As part of its never-ending quest to make sure that handguns are cheap, plentiful, and easy for anyone to acquire and keep, the NRA inserted itself into the writing of a Louisiana bill that would have expanded protections for victims of domestic violence.
Putting bullets before people, the NRA saw to it that people in Louisiana with a history of violence -- to say nothing of a conviction for stalking -- can hang onto their guns just in case they are needed to prevent government tyranny or, should the need arise, to water the Tree of Liberty with the blood of women who are tired of being beaten.
Louisiana's HB 488, which would have provided additional protective measures for victims of domestic abuse, was gutted because the NRA thought it went too far when it included "dating partners" along with "household members."
According to a member of the state domestic violence prevention commission, the NRA "didn't want to increase the pool of people who will dispossessed of their firearms."
So what got yanked out of the bill so it could pass through committee?
Well, they removed "dating partner" from the list of victims of domestic abuse and battery, which means domestic violence victims who don't live with their abusive partner don't receive the same protections.
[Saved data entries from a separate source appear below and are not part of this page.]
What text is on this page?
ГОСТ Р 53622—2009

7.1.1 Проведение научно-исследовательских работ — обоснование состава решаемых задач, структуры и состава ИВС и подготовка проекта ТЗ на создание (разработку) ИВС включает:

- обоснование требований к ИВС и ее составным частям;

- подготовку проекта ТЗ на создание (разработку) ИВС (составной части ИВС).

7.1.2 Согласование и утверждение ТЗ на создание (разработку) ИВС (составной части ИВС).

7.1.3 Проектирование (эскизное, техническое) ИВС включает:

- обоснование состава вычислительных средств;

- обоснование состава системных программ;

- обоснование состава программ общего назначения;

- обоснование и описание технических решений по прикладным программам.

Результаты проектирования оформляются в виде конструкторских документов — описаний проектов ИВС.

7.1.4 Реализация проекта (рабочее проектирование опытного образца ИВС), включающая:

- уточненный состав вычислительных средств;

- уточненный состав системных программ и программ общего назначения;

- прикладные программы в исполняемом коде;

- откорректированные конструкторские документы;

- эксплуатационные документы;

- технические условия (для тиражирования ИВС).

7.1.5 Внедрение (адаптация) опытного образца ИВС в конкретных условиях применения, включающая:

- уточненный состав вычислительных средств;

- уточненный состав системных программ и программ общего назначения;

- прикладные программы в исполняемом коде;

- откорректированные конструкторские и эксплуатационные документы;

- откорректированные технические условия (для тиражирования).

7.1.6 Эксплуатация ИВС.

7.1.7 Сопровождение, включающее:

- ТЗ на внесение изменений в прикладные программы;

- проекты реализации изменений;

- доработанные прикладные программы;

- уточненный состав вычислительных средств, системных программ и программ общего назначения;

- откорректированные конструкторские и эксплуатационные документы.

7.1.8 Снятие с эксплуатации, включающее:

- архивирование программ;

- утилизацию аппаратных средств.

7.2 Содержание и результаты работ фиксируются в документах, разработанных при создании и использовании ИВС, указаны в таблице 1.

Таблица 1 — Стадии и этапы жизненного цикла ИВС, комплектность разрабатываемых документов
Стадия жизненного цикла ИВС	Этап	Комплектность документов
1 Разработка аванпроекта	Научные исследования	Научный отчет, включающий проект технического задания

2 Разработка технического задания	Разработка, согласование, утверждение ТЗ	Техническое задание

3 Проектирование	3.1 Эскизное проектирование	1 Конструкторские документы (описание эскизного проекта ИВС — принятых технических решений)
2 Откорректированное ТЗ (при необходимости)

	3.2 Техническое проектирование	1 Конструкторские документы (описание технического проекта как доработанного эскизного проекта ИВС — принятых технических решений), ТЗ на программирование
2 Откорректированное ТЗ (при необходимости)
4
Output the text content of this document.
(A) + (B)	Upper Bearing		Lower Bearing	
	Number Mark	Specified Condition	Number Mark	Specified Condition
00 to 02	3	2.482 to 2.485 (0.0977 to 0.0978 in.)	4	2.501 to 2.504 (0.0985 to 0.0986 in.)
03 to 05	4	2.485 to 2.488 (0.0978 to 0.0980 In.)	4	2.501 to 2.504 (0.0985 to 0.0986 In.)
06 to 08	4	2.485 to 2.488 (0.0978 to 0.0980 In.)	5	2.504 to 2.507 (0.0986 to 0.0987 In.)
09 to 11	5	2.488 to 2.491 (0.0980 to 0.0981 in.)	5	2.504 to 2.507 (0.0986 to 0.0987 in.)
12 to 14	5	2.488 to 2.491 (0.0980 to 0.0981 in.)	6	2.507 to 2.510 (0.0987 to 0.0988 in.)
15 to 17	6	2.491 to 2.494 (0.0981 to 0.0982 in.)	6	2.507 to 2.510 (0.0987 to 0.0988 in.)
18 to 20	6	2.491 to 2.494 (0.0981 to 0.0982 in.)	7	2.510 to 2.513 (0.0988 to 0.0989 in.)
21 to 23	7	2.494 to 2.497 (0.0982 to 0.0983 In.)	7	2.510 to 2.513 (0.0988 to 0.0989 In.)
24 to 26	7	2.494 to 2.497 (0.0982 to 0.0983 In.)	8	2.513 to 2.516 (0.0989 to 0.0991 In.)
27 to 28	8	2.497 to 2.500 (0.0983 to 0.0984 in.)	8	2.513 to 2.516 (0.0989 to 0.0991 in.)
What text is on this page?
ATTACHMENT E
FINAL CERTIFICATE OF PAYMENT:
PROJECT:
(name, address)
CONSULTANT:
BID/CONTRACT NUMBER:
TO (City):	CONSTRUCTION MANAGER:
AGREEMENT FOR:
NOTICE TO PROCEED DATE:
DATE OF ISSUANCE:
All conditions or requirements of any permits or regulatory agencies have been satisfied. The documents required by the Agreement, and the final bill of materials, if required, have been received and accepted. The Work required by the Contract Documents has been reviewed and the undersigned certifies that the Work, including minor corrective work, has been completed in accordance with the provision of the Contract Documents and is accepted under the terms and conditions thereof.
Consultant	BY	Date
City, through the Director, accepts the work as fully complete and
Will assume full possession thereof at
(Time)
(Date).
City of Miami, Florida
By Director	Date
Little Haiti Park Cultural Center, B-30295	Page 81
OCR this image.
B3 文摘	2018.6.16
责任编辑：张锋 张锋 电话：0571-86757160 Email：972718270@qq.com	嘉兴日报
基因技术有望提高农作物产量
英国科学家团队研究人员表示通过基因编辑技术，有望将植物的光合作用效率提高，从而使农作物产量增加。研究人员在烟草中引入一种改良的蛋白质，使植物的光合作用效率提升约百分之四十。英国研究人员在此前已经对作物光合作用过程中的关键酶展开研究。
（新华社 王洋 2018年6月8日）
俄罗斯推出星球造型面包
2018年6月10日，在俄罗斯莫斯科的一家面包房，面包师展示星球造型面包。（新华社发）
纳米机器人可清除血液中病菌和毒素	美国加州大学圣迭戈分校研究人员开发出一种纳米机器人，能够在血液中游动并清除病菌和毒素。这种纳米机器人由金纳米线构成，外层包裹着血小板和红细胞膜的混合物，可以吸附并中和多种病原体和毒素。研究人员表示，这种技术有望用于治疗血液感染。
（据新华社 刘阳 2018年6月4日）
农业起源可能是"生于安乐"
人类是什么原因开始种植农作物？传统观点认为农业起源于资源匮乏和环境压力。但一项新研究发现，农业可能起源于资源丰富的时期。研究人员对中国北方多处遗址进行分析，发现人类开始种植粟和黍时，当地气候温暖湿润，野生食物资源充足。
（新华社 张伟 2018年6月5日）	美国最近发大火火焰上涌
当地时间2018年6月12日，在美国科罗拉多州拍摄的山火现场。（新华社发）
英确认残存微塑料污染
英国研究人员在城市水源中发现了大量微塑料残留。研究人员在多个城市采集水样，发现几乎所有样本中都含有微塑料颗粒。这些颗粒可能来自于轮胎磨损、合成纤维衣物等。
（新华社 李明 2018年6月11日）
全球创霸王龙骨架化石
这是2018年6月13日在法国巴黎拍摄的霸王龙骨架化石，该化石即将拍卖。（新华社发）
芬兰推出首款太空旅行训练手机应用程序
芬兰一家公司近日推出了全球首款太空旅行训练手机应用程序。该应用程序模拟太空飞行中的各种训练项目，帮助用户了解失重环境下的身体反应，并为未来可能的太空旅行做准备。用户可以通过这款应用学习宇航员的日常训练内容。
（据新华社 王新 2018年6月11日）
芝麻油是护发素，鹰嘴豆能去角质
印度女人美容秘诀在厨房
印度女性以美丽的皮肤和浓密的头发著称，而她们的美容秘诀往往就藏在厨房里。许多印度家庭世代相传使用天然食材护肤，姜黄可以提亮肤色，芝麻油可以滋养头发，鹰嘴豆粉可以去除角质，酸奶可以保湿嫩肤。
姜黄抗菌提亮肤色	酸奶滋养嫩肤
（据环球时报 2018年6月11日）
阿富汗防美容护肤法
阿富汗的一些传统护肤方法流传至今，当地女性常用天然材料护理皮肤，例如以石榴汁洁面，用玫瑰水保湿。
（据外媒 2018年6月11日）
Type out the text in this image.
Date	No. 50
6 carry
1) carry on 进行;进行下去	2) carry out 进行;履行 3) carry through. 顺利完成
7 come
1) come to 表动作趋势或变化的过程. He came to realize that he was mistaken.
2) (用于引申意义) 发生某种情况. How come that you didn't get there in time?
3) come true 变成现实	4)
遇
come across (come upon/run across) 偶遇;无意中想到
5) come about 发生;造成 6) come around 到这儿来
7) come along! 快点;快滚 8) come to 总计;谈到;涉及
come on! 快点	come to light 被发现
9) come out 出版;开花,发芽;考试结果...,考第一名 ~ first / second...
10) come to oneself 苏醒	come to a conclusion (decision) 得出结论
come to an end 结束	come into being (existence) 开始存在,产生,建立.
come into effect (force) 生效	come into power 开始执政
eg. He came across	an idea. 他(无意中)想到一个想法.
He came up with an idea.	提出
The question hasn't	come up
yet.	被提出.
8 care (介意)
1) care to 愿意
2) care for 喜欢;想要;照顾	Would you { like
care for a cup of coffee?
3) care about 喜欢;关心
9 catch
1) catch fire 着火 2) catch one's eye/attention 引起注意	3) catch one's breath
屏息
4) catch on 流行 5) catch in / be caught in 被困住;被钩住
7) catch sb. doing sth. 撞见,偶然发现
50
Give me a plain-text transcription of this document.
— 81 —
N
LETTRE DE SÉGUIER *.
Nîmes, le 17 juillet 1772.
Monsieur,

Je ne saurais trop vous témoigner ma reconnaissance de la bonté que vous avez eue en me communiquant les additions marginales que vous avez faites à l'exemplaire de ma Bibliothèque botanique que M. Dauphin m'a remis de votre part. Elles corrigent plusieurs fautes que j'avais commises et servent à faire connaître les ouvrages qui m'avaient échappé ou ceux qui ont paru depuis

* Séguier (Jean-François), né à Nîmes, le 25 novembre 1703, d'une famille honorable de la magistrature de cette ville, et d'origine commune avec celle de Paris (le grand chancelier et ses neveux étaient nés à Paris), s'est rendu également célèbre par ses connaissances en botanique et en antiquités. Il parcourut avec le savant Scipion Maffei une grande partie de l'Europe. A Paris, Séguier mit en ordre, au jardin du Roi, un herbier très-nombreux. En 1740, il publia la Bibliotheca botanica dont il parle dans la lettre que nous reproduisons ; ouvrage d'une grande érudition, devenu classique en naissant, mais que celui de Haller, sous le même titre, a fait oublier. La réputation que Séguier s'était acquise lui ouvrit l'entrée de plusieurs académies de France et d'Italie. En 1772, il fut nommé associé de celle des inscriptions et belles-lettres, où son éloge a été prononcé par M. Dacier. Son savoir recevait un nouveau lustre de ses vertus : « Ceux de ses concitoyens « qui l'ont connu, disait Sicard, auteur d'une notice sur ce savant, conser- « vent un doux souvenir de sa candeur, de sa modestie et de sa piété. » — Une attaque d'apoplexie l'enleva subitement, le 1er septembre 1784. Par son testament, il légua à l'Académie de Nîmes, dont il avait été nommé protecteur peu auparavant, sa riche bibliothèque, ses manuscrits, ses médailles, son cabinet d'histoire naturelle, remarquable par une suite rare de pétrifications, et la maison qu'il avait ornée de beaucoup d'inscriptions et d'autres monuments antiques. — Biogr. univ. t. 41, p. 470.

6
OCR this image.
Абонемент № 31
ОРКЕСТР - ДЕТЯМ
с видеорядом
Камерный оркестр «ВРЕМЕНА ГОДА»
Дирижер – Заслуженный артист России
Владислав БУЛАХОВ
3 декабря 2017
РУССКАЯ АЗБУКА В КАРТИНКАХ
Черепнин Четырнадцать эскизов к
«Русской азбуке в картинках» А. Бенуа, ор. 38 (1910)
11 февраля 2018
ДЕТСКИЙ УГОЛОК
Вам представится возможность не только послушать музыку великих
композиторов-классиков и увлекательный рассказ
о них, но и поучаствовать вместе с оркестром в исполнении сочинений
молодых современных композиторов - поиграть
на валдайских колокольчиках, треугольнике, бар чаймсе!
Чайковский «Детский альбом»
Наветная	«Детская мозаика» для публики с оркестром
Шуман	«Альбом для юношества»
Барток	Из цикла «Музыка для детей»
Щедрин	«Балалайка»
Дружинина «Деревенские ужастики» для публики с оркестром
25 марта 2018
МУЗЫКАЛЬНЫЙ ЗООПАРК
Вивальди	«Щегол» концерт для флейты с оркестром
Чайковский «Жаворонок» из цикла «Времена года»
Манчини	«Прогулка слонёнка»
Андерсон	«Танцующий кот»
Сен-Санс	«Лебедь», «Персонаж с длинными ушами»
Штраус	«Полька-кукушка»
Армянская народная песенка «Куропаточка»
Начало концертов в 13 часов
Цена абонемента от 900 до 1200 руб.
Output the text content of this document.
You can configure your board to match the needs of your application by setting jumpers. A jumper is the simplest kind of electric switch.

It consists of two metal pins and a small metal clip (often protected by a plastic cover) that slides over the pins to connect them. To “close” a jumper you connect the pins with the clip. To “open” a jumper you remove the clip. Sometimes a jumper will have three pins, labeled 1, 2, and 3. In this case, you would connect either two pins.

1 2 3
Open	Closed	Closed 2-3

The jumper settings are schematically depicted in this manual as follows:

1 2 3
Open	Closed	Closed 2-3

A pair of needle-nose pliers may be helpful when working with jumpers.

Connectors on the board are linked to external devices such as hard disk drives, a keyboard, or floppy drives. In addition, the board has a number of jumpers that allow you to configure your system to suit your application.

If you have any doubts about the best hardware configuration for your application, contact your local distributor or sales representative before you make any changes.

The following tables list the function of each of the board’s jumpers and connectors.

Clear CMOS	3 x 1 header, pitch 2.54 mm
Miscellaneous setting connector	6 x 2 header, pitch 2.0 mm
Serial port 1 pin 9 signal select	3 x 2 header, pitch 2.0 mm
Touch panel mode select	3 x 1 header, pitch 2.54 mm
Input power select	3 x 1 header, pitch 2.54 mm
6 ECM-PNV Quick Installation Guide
This is in a state where 50 percent of domestic violence victims qualify as "dating partners" who live apart from their abuser.
More importantly, a provision was removed that would have prohibited a person convicted of stalking from possessing a firearm.
According to the Center for American Progress, from 2001 through 2010 Louisiana had more deaths per capita from guns than any other state. Additionally, Louisiana has "the fourth-highest rate of women being killed by men, two-thirds of which occurred with a firearm."
Louisiana is both gun-nut heaven and, unsurprisingly, has a gun-murder rate two-and-a-half times higher than the U.S. average.
According to a spokesperson for the NRA, instead of taking guns away from hotheads and convicted creeps, Louisiana lawmakers should toughen enforcement of restraining orders.
Feel better now, ladies?
The fact of the matter is that the NRA -- which is essentially the non-profit marketing and lobbying arm of the gun industry -- will never support any law which will take one penny out of the pocket of gunmakers --even if it would save the life of one woman.
It's guns before gals, making every Louisiana woman a target and, potentially, just another police blotter statistic to eventually be ignored.